C/23032/2016
ACJC/1518/2018
du 05.11.2018
sur JTPI/646/2018 ( OO
)
En faitEn droitPar ces motifs RÉPUBLIQUE ET CANTON DE GENÈVE
POUVOIR JUDICIAIRE
C/23032/2016 ACJC/1518/2018
ARRÊT
DE LA COUR DE JUSTICE
Chambre civile
du lundi 5 novembre 2018
Entre
Madame A______, domiciliée , requérante suivant demande de mesures provisionnelles formée le 10 août 2018, comparant par Me Virginie Jordan, avocate, rue de la Rôtisserie 4, 1204 Genève, en l'étude de laquelle elle fait élection de domicile,
et
Monsieur B, domicilié c/o Mme C______, ______, cité, comparant par Me Daniel Meyer, avocat, rue Ferdinand-Hodler 7, 1207 Genève, en l'étude duquel il fait élection de domicile.
EN FAIT
- a. B______, né le ______ 1992 à , originaire de , et A, née D le ______ 1994 au , de nationalité haïtienne, se sont mariés le ______ 2013 à .

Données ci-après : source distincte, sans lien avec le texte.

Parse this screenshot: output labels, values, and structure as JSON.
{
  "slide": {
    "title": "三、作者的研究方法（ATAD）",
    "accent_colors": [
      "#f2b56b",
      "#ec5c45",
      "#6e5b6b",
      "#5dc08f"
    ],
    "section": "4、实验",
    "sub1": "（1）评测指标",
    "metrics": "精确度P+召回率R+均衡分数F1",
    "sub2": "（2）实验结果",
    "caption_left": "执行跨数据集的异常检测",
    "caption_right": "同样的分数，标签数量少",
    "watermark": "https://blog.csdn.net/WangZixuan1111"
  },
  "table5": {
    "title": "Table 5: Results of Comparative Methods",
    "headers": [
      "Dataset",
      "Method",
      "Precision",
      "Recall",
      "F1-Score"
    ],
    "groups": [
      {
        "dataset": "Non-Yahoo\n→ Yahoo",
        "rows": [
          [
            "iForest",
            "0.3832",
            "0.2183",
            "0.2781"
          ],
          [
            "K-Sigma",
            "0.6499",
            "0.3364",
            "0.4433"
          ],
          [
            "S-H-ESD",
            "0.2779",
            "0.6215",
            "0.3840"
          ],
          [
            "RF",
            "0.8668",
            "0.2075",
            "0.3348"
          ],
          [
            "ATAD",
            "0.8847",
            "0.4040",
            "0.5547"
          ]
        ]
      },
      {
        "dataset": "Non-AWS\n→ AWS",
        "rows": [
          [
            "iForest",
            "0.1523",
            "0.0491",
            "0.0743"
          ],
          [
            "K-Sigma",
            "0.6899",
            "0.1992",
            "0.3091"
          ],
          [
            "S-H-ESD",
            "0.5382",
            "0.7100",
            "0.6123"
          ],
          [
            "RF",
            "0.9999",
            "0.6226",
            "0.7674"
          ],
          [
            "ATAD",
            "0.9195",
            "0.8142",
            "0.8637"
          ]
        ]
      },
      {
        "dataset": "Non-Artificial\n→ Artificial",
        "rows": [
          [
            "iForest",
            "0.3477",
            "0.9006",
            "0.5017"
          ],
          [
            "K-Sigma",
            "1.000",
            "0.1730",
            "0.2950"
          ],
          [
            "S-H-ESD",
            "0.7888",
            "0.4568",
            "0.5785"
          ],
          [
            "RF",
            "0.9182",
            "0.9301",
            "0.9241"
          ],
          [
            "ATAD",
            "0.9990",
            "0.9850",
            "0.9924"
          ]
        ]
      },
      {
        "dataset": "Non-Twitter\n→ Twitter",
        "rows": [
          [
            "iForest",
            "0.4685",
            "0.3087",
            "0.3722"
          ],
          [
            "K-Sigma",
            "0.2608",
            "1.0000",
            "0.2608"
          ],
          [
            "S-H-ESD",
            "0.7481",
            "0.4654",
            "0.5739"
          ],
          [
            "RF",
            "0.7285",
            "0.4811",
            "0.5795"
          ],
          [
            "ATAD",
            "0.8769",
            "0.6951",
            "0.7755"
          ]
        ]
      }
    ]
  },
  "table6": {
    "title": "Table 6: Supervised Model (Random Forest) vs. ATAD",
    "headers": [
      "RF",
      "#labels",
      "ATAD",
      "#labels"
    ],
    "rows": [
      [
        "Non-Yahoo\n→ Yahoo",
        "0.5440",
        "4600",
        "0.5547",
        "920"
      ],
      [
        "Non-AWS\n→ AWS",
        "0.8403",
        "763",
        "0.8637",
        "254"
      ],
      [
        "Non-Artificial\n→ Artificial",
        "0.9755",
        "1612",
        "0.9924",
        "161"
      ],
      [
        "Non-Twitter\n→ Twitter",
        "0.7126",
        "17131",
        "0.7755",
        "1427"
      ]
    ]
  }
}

Les parties n'ont pas conclu de contrat de mariage.
Un enfant est issu de cette union, E, né le ______ 2012 à .
b. Les parties se sont séparées au mois de novembre 2014.
c. Par jugement JTPI/1071/2016 du 28 janvier 2016, le Tribunal de première instance, statuant d'accord entre les parties, sur requête de mesures protectrices de l'union conjugale, a autorisé les époux à vivre séparés, a attribué à la mère la garde de E, a réservé au père un large droit de visite s'exerçant, sauf accord contraire des parties, à raison d'un jour par semaine, d'un week-end sur deux et durant la moitié des vacances, a donné acte à B de ce qu'il s'engageait à verser en mains de A______, par mois et d'avance, allocations familiales non comprises, à titre de contribution à l'entretien de E______, les sommes de 300 fr. dès le 1er février 2016, 1'800 fr. pour les arriérés de contribution pour la période antérieure au 1er février 2016, en quatre versements de 450 fr. du 1er février au 1er mai 2016, a donné acte à B______ de ce qu'il s'engage à tenir A______ informée aussitôt qu'il aurait retrouvé un emploi, et a attribué à A______ la jouissance exclusive du domicile conjugal sis 1______ à F______.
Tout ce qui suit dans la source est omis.